IRBIL, IRAQ — For more than 800 years, the minaret of the Great Mosque of al-Nuri has punctuated the skyline of Mosul, calling worshipers to prayer.
Its notable lean earned it the nickname al-Hadba, or “the hunchback,” and a special place in the hearts of residents.
But the Mosul icon was reduced to rubble Wednesday, the latest casualty in the war to wrest the city from Islamic State militants.
The militants blew up the mosque and its minaret as Iraqi forces came within about 50 yards of the building, according to Iraq’s joint operations command, which published a video that appeared to back up its claim, showing a blast emanating from the complex.

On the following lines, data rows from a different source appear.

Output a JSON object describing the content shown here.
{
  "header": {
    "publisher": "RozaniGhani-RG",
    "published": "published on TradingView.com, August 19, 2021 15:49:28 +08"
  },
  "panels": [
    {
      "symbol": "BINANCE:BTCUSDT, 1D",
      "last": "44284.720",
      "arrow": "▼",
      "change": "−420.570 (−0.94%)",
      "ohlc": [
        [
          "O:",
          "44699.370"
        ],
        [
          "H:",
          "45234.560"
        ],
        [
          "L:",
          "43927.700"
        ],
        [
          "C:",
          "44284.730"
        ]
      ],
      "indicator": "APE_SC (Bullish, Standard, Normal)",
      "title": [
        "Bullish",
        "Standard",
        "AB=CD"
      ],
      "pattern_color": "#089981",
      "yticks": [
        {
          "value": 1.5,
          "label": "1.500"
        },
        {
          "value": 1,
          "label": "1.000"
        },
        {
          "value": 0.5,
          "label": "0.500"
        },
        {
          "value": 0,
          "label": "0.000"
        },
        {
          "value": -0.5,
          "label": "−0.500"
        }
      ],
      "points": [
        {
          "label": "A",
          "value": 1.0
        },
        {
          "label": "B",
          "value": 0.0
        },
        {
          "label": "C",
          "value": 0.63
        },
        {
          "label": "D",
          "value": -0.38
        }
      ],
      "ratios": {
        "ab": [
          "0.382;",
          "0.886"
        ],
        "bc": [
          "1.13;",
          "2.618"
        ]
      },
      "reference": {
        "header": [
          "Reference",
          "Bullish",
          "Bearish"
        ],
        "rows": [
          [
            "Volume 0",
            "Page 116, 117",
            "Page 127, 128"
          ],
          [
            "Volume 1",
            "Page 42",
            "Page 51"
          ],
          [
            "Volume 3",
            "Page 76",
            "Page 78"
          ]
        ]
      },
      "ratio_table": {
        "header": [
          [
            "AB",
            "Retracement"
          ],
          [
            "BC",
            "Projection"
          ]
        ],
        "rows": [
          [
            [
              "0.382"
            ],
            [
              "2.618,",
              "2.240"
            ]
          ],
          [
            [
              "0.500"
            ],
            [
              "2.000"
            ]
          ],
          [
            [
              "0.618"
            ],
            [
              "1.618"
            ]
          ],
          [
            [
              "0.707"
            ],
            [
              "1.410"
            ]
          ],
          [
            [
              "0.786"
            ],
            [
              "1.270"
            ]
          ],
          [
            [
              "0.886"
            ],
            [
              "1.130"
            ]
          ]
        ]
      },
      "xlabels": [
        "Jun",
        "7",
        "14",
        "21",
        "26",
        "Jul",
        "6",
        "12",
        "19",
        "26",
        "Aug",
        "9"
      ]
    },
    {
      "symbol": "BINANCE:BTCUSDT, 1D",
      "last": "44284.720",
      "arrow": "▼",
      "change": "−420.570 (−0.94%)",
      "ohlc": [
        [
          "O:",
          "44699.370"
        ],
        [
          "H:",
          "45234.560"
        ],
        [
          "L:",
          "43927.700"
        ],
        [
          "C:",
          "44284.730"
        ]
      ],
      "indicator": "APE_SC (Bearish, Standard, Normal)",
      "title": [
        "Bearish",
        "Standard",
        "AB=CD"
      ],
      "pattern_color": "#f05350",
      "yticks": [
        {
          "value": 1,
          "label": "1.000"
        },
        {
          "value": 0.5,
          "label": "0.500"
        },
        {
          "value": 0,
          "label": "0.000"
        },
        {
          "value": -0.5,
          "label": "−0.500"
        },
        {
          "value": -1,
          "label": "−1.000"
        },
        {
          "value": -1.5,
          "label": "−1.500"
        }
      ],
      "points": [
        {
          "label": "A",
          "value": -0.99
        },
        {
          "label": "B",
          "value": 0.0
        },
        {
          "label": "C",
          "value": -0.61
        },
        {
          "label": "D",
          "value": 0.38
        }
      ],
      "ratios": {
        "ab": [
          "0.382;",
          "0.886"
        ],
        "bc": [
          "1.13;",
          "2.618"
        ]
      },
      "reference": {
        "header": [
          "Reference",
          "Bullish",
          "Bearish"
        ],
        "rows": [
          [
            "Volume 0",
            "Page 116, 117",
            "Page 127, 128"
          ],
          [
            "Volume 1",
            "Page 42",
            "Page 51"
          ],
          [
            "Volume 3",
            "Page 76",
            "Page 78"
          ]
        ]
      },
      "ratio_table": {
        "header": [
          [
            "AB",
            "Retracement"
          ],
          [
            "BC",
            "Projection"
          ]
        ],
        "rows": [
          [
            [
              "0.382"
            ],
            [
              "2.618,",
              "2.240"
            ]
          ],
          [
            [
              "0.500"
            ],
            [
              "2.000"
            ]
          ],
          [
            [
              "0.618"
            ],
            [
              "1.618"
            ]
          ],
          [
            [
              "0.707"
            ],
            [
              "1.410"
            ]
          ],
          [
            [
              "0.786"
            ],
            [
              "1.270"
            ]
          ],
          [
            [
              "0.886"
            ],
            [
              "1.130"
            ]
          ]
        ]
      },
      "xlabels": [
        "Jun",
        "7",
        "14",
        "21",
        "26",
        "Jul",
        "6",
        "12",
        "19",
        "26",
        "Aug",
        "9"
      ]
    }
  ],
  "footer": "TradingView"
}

The Islamic State’s Amaq News Agency contended that the mosque was destroyed in a U.S. airstrike, which the U.S.-led coalition denied.
“This is a crime against the people of Mosul and all of Iraq,” Maj. Gen. Joseph Martin, commander of ground forces for the coalition, said in a statement. “The responsibility of this devastation is laid firmly at the doorstep of ISIS.”
It was in the mosque that Abu Bakr al-Baghdadi, the Islamic State’s leader, made his first and only public appearance three years ago, declaring himself “commander of the faithful” and calling on all Muslims to travel to the group’s self-declared caliphate.
During their brutal tenure, the group has destroyed churches, Shiite mosques, tombs, shrines and archaeological sites across Iraq and Syria.
Just a month after Baghdadi gave his speech, some Mosul residents said that the militants rigged the 50-yard-high Hadba with explosives as part of their campaign to destroy anything that may be considered idolatrous. It was only said to have been saved by incensed residents who gathered around it to protest.
Iraqi Prime Minister Haider al-Abadi described the Islamic State’s act of destruction as an “official announcement of their defeat.”
Iraqi commanders had said they were planning to attack the mosque compound on Thursday morning.
“It would have been a blow to [ISIS] propaganda if the mosque was recaptured intact,” said Hassan Hassan, a senior fellow at the Washington-based Tahrir Institute and co-author of “ISIS: Inside the Army of Terror.” “It would have been the most symbolic blow within its most symbolic stronghold.”
The mosque was constructed on the orders of Nur al-Din Mahmoud Zangi in 1172. By the time Moroccan scholar and traveler Ibn Battuta visited the mosque in the 14th century, the minaret had already acquired its distinctive lean and nickname.
In June 2014, the U.N. Educational, Scientific and Cultural Organization said that it had begun work with the province’s governorate to stabilize and conserve the minaret, which it said was at risk of collapsing. However, just days later, the city was overrun by the Islamic State.